Conflict cools warming of Arab-Israel ties
Mothers caught in the Israel-Gaza conflict
His plea echoed that of other diplomats – including from Israel’s ally the US – but appeals to Israeli and Palestinian leaders have so far failed to produce a ceasefire agreement.
A senior Hamas official has said the group is ready for a “reciprocal” ceasefire if the international community pressures Israel to “suppress military actions” at the disputed al-Aqsa Mosque in Jerusalem.
However, a senior adviser to Mr Netanyahu told the BBC that international calls for restraint were misplaced.
“We didn’t want this conflict, but now that it’s started it has to end with a sustained period of quiet,” said Mark Regev. “That can only be achieved by Israel taking out Hamas – their military structure, their command and control.”
Israel has also called up 10 reserve border patrol companies to help tackle the worst unrest between Arab and Jewish communities for many years.
Mr Netanyahu has proposed introducing “administrative detention” for rioters.
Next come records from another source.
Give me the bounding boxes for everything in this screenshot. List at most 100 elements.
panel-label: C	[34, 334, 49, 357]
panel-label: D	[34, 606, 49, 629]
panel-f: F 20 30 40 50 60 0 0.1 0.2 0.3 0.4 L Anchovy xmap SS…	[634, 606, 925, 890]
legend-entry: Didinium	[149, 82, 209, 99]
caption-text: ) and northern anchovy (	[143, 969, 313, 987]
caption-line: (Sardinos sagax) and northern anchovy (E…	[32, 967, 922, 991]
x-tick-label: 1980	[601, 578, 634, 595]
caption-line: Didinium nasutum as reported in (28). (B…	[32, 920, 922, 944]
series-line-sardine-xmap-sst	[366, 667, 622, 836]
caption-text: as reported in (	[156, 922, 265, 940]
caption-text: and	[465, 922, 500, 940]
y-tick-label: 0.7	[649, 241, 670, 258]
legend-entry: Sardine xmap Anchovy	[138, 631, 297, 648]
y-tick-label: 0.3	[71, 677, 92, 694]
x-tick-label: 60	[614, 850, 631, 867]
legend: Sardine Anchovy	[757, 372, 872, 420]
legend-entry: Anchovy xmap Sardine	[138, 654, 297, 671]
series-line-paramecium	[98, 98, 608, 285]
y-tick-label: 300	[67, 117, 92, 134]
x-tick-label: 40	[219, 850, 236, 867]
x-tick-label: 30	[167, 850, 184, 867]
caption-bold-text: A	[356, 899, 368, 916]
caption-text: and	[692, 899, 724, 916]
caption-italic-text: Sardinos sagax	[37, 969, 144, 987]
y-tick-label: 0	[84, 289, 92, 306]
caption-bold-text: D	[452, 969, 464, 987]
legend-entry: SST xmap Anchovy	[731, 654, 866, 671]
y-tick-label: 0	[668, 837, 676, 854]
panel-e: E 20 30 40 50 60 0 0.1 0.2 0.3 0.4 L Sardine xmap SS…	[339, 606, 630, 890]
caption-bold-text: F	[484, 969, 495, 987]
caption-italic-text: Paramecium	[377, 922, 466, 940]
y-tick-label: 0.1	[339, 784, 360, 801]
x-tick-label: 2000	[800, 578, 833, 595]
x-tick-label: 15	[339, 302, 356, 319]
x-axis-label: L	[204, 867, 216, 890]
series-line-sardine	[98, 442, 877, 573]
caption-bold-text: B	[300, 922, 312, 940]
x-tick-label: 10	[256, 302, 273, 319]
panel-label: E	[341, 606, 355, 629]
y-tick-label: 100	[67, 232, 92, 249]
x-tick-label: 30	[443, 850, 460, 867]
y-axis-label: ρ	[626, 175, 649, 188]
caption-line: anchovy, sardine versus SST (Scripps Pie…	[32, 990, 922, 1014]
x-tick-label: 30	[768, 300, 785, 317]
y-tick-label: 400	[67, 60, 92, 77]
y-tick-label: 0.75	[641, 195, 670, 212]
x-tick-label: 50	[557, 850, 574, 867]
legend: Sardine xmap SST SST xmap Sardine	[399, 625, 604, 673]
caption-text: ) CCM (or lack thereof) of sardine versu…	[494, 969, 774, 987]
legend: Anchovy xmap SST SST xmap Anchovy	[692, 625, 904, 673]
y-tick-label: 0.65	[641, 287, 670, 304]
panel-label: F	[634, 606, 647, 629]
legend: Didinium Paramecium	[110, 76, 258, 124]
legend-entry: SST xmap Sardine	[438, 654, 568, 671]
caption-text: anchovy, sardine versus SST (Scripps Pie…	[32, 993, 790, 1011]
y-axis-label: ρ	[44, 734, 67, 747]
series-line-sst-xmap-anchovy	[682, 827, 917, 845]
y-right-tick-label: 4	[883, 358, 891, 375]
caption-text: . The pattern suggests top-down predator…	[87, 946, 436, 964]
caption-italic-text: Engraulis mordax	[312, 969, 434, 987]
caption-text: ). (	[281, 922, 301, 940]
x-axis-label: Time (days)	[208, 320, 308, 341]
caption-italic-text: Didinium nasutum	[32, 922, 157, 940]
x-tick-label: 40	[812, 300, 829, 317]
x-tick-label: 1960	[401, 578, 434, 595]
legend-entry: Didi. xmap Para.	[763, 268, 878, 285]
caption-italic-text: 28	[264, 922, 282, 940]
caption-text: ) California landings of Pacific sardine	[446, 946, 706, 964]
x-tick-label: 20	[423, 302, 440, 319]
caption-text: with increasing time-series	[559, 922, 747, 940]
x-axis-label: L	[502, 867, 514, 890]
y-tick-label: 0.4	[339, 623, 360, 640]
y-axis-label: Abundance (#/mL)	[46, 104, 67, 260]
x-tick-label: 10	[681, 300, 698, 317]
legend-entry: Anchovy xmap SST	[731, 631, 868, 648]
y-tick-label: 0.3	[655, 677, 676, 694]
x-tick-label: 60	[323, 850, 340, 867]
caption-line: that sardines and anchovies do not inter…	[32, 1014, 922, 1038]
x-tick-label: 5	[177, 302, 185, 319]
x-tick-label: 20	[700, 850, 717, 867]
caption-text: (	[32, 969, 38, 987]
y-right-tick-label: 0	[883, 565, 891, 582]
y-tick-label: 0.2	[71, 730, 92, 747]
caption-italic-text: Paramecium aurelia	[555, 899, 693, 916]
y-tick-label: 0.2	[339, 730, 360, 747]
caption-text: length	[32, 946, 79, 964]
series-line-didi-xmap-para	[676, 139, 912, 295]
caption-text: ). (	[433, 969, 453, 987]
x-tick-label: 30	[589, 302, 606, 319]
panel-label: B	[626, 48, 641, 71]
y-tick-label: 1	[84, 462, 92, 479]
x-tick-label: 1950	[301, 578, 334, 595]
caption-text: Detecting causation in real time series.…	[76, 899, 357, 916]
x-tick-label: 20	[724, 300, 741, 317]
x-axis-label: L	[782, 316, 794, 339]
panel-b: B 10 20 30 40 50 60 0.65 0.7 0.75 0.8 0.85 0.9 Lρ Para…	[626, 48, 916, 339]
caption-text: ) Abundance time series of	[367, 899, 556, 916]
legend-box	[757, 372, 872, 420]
The controversial measure would allow authorities to detain people for extended periods of time without charge
President Reuven Rivlin described the outbreaks of rioting in several towns and cities as “senseless civil war”.
Meanwhile, attempts by parties in Israel to form a coalition to replace Mr Netanyahu’s government following inconclusive elections in March appear to have collapsed after a key right-wing leader pulled his party out of negotiations, calling the hostilities a “reality changing event”, local media say.
Naftali Bennett is now in discussions with Mr Netanyahu’s Likud party to try to form a “broad national unity government”, according to reports.